InDi: Informative and Diverse Sampling for Dense Retrieval

Nachshon Cohen, Hedda Cohen Indelman, Yaron Fairstein, Guy Kushilevitz

Published: 01 Jan 2024, Last Modified: 30 Sept 2024ECIR (3) 2024EveryoneRevisionsBibTeXCC BY-SA 4.0

Abstract: Negative sample selection has been shown to have a crucial effect on the training procedure of dense retrieval systems. Nevertheless, most existing negative selection methods end by randomly choosing from some pool of samples. This calls for a better sampling solution. We define desired requirements for negative sample selection; the samples chosen should be informative, to advance the learning process, and diverse, to help the model generalize. We compose a sampling method designed to meet these requirements, and show that using our sampling method to enhance the training procedure of a recent significant dense retrieval solution (coCondenser) improves the obtained model’s performance.
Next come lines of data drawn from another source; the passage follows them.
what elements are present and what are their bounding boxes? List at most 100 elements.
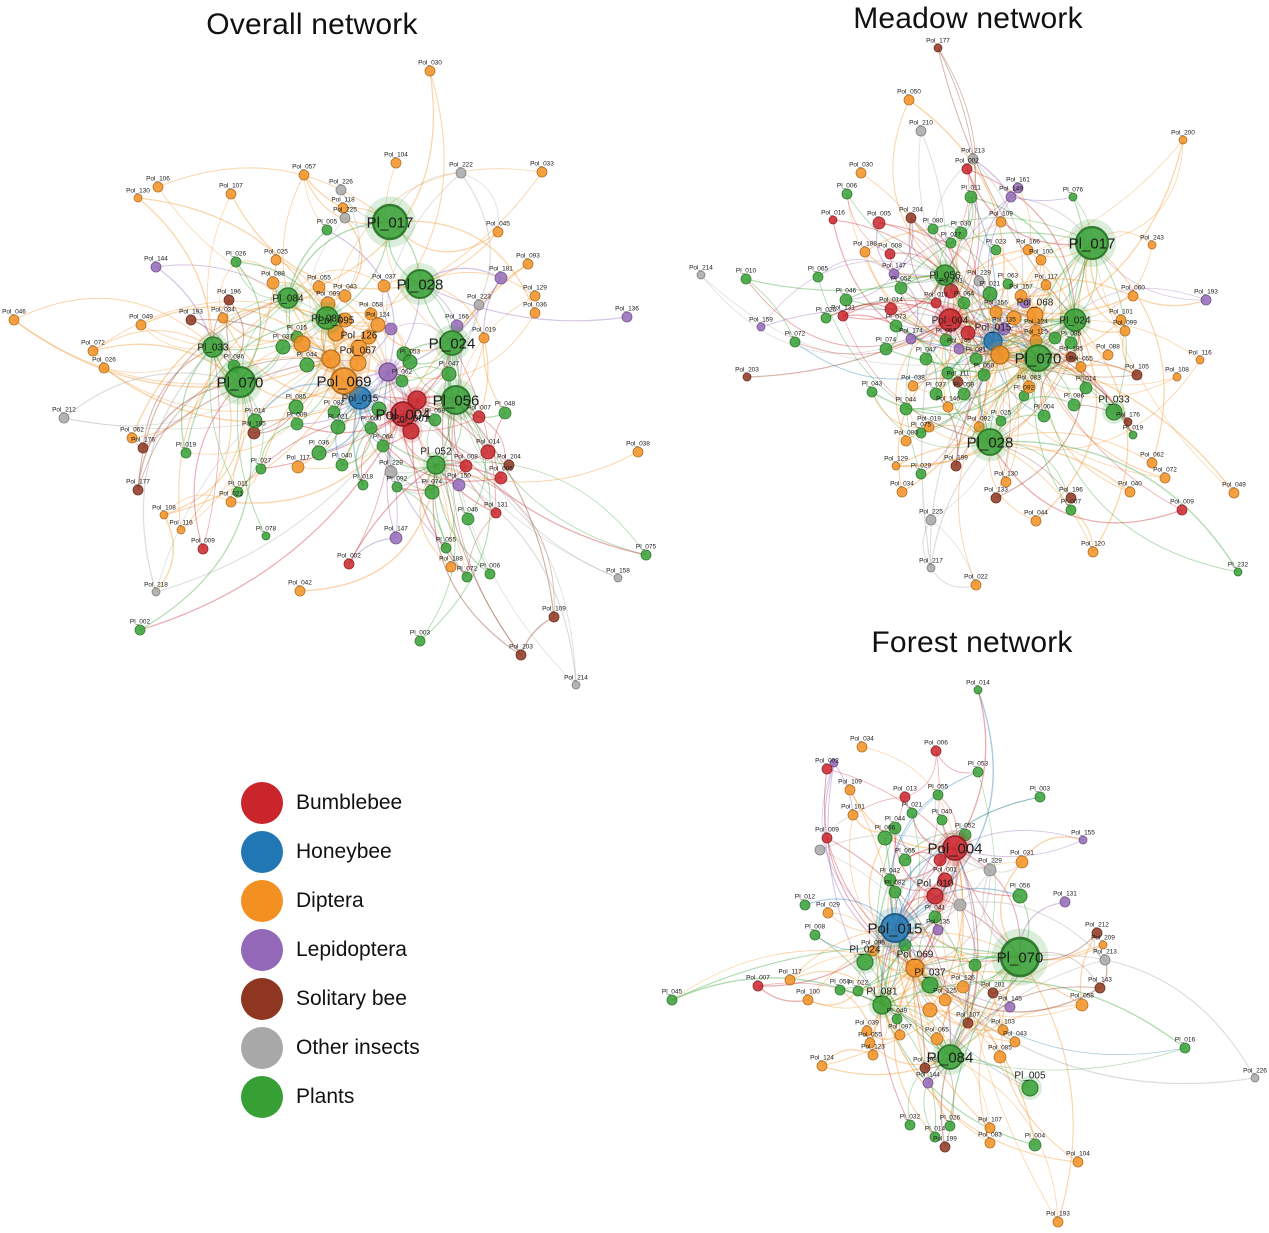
node-label: Pol_131 [831, 305, 855, 312]
network-edge [419, 283, 628, 322]
network-node [492, 226, 504, 238]
node-label: Pol_124 [810, 1055, 834, 1062]
network-node [1128, 430, 1138, 440]
node-label: Pol_120 [1081, 541, 1105, 548]
node-label: Pl_055 [928, 784, 949, 791]
node-label: Pol_243 [1140, 235, 1164, 242]
network-node [915, 427, 927, 439]
network-node [294, 585, 306, 597]
network-node [1115, 314, 1127, 326]
network-node [1200, 294, 1212, 306]
network-edge [789, 954, 916, 981]
node-label: Pl_006 [480, 563, 501, 570]
network-node [784, 974, 796, 986]
node-label: Pol_174 [899, 328, 923, 335]
node-label: Pol_050 [897, 89, 921, 96]
network-node [666, 994, 678, 1006]
network-edge [419, 464, 456, 642]
network-edge [894, 927, 1083, 1018]
network-edge [914, 967, 1001, 1058]
node-label: Pol_155 [1071, 830, 1095, 837]
network-edge [880, 796, 1041, 1006]
node-label: Pol_209 [1091, 935, 1115, 942]
network-node [953, 898, 967, 912]
network-node [820, 312, 832, 324]
network-node [378, 362, 398, 382]
node-label: Pol_104 [1066, 1151, 1090, 1158]
network-edge [287, 269, 385, 299]
node-label: Pol_185 [242, 421, 266, 428]
network-edge [894, 829, 1084, 929]
network-edge [949, 307, 1056, 339]
node-label: Pl_011 [961, 185, 981, 192]
node-label: Pl_074 [876, 337, 897, 344]
network-node [1005, 191, 1017, 203]
node-label: Pol_145 [998, 996, 1022, 1003]
network-node [391, 481, 403, 493]
network-edge [904, 750, 937, 798]
node-label: Pl_006 [837, 183, 858, 190]
network-node [1065, 504, 1077, 516]
network-edge [209, 346, 239, 493]
network-edge [301, 313, 372, 347]
network-edge [889, 879, 961, 906]
network-edge [895, 319, 1076, 467]
network-edge [944, 196, 1012, 276]
network-edge [419, 464, 452, 568]
node-label: Pol_212 [1085, 922, 1109, 929]
network-node [896, 486, 908, 498]
network-node [1067, 398, 1081, 412]
node-label: Pol_111 [947, 371, 970, 378]
node-label: Pol_144 [916, 1072, 940, 1079]
node-label: Pl_076 [1063, 187, 1084, 194]
network-edge [163, 494, 232, 516]
network-node [424, 65, 436, 77]
legend-swatch-lepidoptera [241, 929, 283, 971]
network-edge [904, 833, 966, 861]
network-node [494, 471, 508, 485]
node-label: Pol_147 [882, 263, 906, 270]
node-label: Pl_021 [902, 802, 923, 809]
node-label: Pl_059 [425, 408, 446, 415]
network-node [1048, 331, 1062, 345]
node-label: Pl_092 [1014, 385, 1035, 392]
network-edge [140, 317, 328, 348]
network-edge [745, 278, 796, 343]
node-label: Pol_107 [978, 1117, 1002, 1124]
network-node [972, 766, 984, 778]
network-edge [1091, 139, 1184, 244]
network-edge [932, 228, 1076, 323]
network-edge [212, 297, 289, 348]
network-edge [995, 357, 1039, 483]
node-label: Pl_047 [916, 347, 937, 354]
network-edge [908, 217, 951, 321]
network-edge [949, 249, 1029, 321]
network-node [312, 280, 326, 294]
network-edge [905, 357, 1039, 410]
network-edge [297, 413, 404, 470]
node-label: Pl_032 [900, 1114, 921, 1121]
node-label: Pol_004 [927, 840, 982, 857]
legend-item: Other insects [241, 1027, 420, 1069]
legend-label: Bumblebee [296, 791, 403, 814]
network-edge [137, 381, 241, 491]
network-node [1087, 546, 1099, 558]
network-node [202, 336, 224, 358]
network-edge [451, 342, 647, 556]
node-label: Pol_100 [796, 989, 820, 996]
network-edge [155, 514, 174, 593]
network-edge [103, 367, 345, 412]
network-node [503, 459, 515, 471]
network-edge [958, 319, 1076, 352]
network-node [472, 410, 486, 424]
node-label: Pol_129 [523, 285, 547, 292]
network-edge [180, 346, 214, 454]
network-node [441, 366, 457, 382]
network-edge [760, 260, 946, 328]
node-label: Pol_042 [288, 580, 312, 587]
network-edge [950, 168, 970, 244]
network-node [926, 563, 936, 573]
network-node [964, 190, 978, 204]
network-edge [416, 304, 480, 401]
node-label: Pol_058 [1070, 993, 1094, 1000]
Specifically, we see a \(\sim 2\%\) improvement in MRR@10 on the MS MARCO dataset (from 38.2 to 38.8) and a \(\sim 1.5\%\) improvement in Recall@5 on the Natural Questions dataset (from \(71\%\) to \(72.1\%\)), both statistically significant. Our solution, as opposed to other methods, does not require training or inferencing a large model, and adds only a small overhead (\(\sim 1\%\) added time) to the training procedure. Finally, we report ablation studies showing that the objectives defined are indeed important when selecting negative samples for dense retrieval.